Personal information
- Full name: Demi Lambourne
- Date of birth: 30 April 1996 (age 30)
- Place of birth: Oxford, England,
- Height: 1.75 m (5 ft 9 in)
- Position: Goalkeeper

Team information
- Current team: Sunderland

Youth career
- Oxford United

Senior career*
- Years: Team / Apps / (Gls)
- 2014–2018: Oxford United / 17 / (0)
- 2018–2024: Leicester City / 46 / (0)
- 2023: → Coventry United (loan) / 0 / (0)
- 2023–2024: → Crystal Palace (loan) / 9 / (0)
- 2024–2026: Sunderland / 0+ / (0)
- 2026–: Watford / 0 / (0)

= Demi Lambourne =

English association football player

Demi Lambourne (born 30 April 1996) is an English goalkeeper who plays for Women's Super League 2 club Watford.

== Early life ==
Lambourne is from Oxford and began playing for Oxford United's centre of excellence.

== Club career ==
In the 2014 FA WSL season Oxford joined the inaugural FA WSL 2 and Lambourne made 18 appearances in her first season in senior football, following an injury to the club's regular goalkeeper Hannah Cox.
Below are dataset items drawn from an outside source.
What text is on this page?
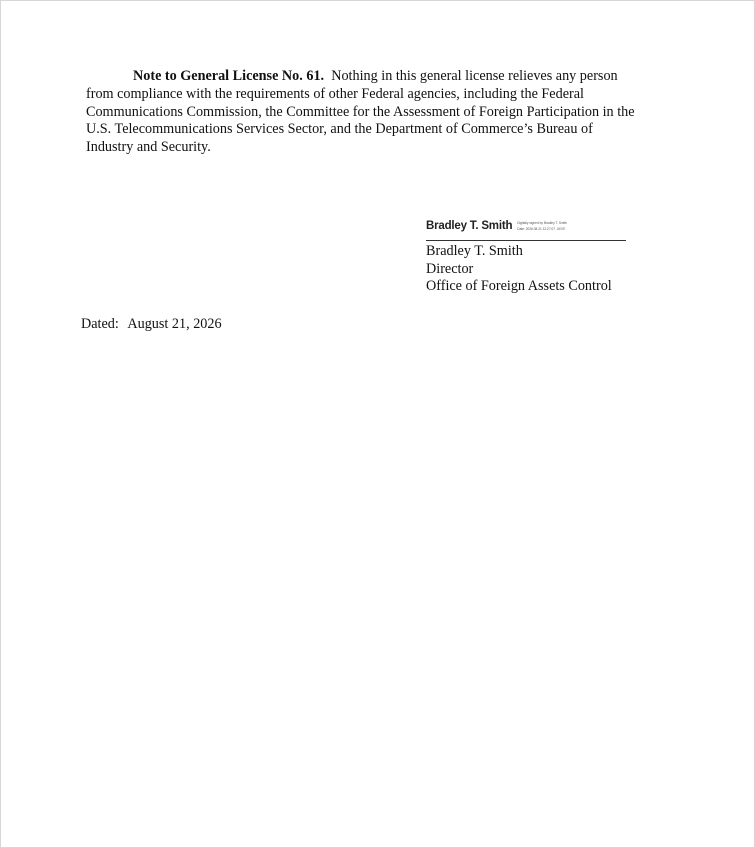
Note to General License No. 61. Nothing in this general license relieves any person
from compliance with the requirements of other Federal agencies, including the Federal
Communications Commission, the Committee for the Assessment of Foreign Participation in the
U.S. Telecommunications Services Sector, and the Department of Commerce’s Bureau of
Industry and Security.
Bradley T. Smith Digitally signed by Bradley T. Smith
Date: 2026.08.21 12:27:07 -04'00'
Bradley T. Smith
Director
Office of Foreign Assets Control
Dated: August 21, 2026
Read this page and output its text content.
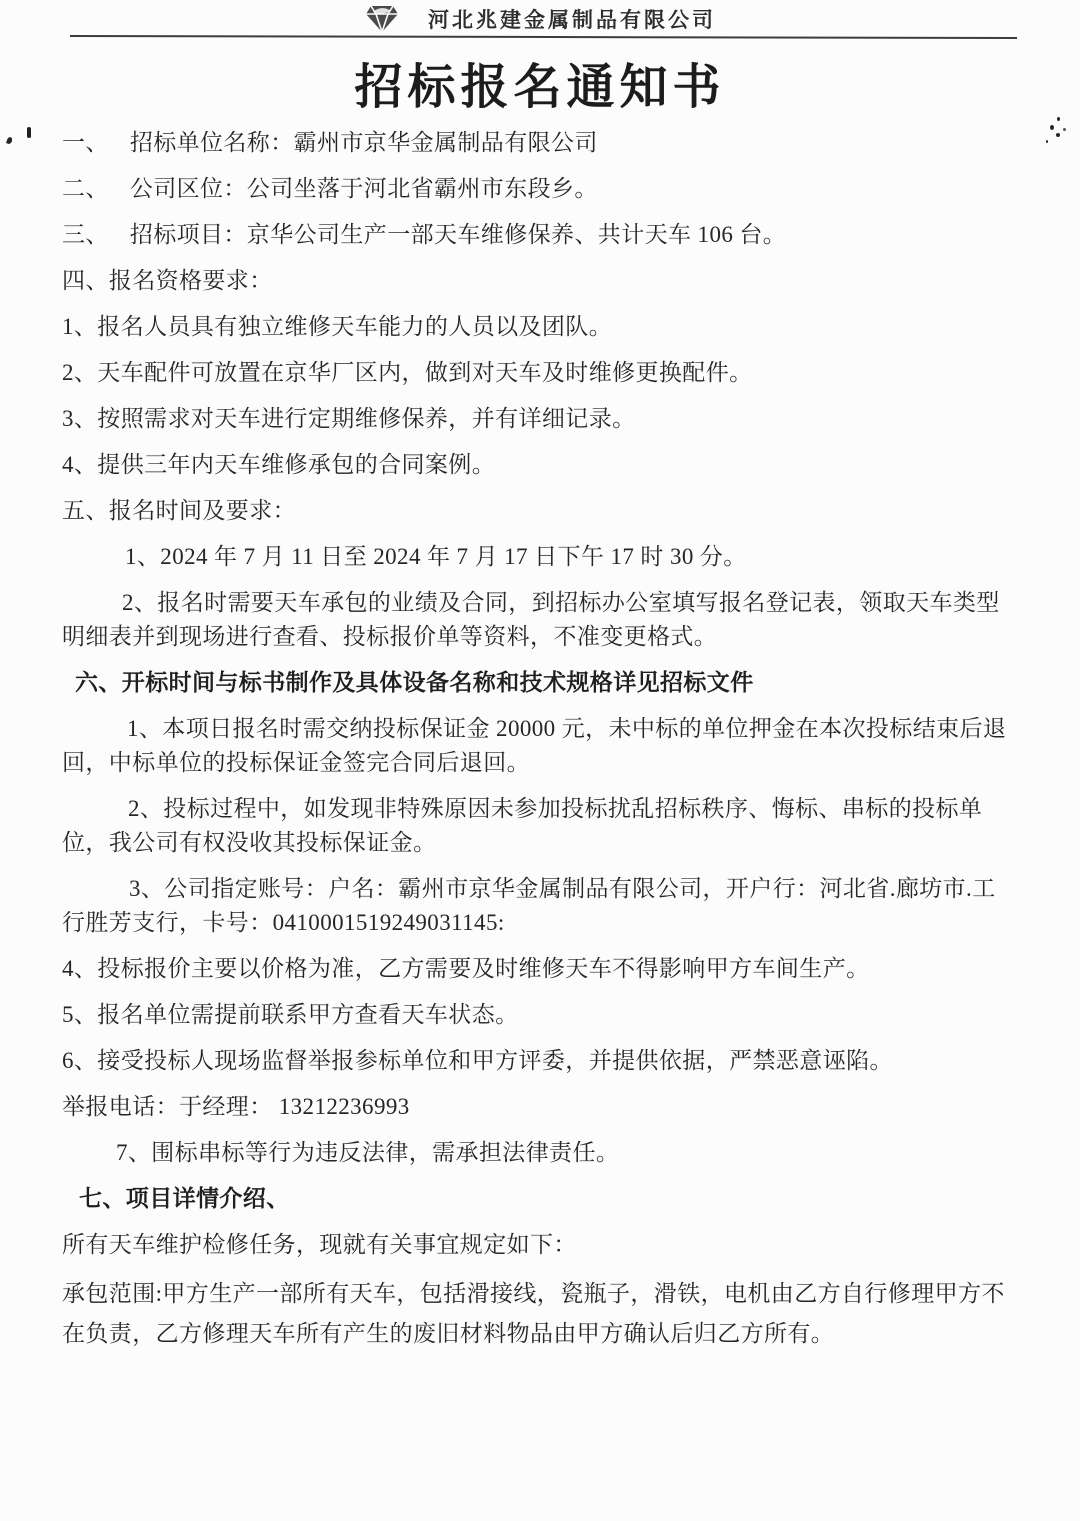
河北兆建金属制品有限公司
招标报名通知书

一、 招标单位名称：霸州市京华金属制品有限公司

二、 公司区位：公司坐落于河北省霸州市东段乡。

三、 招标项目：京华公司生产一部天车维修保养、共计天车 106 台。

四、报名资格要求：

1、报名人员具有独立维修天车能力的人员以及团队。

2、天车配件可放置在京华厂区内，做到对天车及时维修更换配件。

3、按照需求对天车进行定期维修保养，并有详细记录。

4、提供三年内天车维修承包的合同案例。

五、报名时间及要求：

1、2024 年 7 月 11 日至 2024 年 7 月 17 日下午 17 时 30 分。

2、报名时需要天车承包的业绩及合同，到招标办公室填写报名登记表，领取天车类型明细表并到现场进行查看、投标报价单等资料，不准变更格式。

六、开标时间与标书制作及具体设备名称和技术规格详见招标文件

1、本项日报名时需交纳投标保证金 20000 元，未中标的单位押金在本次投标结束后退回，中标单位的投标保证金签完合同后退回。

2、投标过程中，如发现非特殊原因未参加投标扰乱招标秩序、悔标、串标的投标单位，我公司有权没收其投标保证金。

3、公司指定账号：户名：霸州市京华金属制品有限公司，开户行：河北省.廊坊市.工行胜芳支行，卡号：0410001519249031145:

4、投标报价主要以价格为准，乙方需要及时维修天车不得影响甲方车间生产。

5、报名单位需提前联系甲方查看天车状态。

6、接受投标人现场监督举报参标单位和甲方评委，并提供依据，严禁恶意诬陷。

举报电话：于经理： 13212236993

7、围标串标等行为违反法律，需承担法律责任。

七、项目详情介绍、

所有天车维护检修任务，现就有关事宜规定如下：

承包范围:甲方生产一部所有天车，包括滑接线，瓷瓶子，滑铁，电机由乙方自行修理甲方不在负责，乙方修理天车所有产生的废旧材料物品由甲方确认后归乙方所有。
In 2015 Lambourne established herself as Oxford's recognised first-choice goalkeeper, and signed a new contract with the club.

Lambourne signed for Leicester City in August 2018. She made her FA WSL debut in November 2021, in a 1–0 defeat by Everton at Pirelli Stadium.

On 28 September 2023, Lambourne signed on loan with Crystal Palace for the 2023–24 Women's Championship season.

On 29 July 2026, Lambourne was announced at Watford.

== International career ==
In June 2015 Lambourne was called up to the England under-19 team.

==Personal life==
Lambourne is in a long-term relationship with her girlfriend Freya Kerry.